In “How Temperament Influences Support Given to Loved Ones With Eating Disorders,” Dr. Laura Hill, Assistant Clinical Professor, Department of Psychiatry, The Ohio State University and Voluntary Assistant Clinical Professor, Department of Psychiatry, University of California, San Diego explains what temperament is and its importance: “Temperament impacts the cost of one’s daily emotional expense.”
She goes on to say that “Temperament is the biological basis of our personality. It is created by one’s genes which set the framework for brain circuit development that evolves and functions over one’s life span. Temperament consists of one’s personality traits. Every person has traits. It’s the combination of those traits that creates our character over time. We don’t get to choose our traits. We inherit them.”
“Combinations of traits can make a person more prone toward successes and illnesses. No one is without traits. No person has a “perfect” set of traits. It is how each person trains and expresses their traits that makes their life more productive and fulfilling. Temperament is an underlying contributor to how we think, feel, and respond. Temperament is fundamental to who a person is. It influences when change can occur with less resistance.”
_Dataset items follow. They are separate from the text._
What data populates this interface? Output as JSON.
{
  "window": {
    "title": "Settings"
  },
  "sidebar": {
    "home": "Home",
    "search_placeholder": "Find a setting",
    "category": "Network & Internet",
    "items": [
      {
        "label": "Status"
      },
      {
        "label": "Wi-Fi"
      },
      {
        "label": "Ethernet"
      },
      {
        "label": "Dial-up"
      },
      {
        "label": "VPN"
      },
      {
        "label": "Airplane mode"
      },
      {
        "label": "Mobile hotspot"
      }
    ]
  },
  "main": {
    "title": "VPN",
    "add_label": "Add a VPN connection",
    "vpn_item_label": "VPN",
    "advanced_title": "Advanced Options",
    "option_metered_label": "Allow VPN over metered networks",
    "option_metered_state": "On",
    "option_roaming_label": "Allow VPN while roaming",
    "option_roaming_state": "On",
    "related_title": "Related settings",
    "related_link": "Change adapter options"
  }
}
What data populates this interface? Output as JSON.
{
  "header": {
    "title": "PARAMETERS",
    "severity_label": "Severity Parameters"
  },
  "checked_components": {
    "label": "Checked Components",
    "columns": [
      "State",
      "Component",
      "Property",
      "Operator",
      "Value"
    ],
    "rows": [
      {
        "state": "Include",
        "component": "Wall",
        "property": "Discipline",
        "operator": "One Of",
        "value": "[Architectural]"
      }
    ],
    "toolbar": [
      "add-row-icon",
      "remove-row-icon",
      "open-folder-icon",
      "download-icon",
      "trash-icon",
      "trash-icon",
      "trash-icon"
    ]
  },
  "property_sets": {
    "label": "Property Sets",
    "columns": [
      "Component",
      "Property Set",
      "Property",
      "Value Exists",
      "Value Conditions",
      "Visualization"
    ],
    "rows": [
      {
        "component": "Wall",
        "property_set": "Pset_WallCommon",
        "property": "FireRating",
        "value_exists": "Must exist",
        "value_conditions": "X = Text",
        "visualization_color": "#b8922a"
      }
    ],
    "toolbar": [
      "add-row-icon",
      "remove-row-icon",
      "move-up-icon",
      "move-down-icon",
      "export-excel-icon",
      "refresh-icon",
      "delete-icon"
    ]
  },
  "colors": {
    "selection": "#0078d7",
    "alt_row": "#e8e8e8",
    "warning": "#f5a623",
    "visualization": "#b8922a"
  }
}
The above paragraph is highly relevant to recovering from an eating disorder. Traits may be inherited, but they can be modified throughout life. Maybe you got a gene for creativity but your parents saw anything out of the ordinary as a threat to their ordered life and expectations for you, so you repress and suppress your creative desires—and are so frustrated that you eat and eat and eat. You could, as an adult, recognize that being creative is part of your temperament and honor your good fortune.
Or you could be on the timid side and not have many friends because you’re afraid to reach out to people. Timidity need not be a permanent state. You could learn to push yourself a bit to make friends so you don’t feel so lonely and end up eating to comfort yourself. Consider your temperament and what you can change about it in order to make progress not only with eating but to forge a better life for yourself.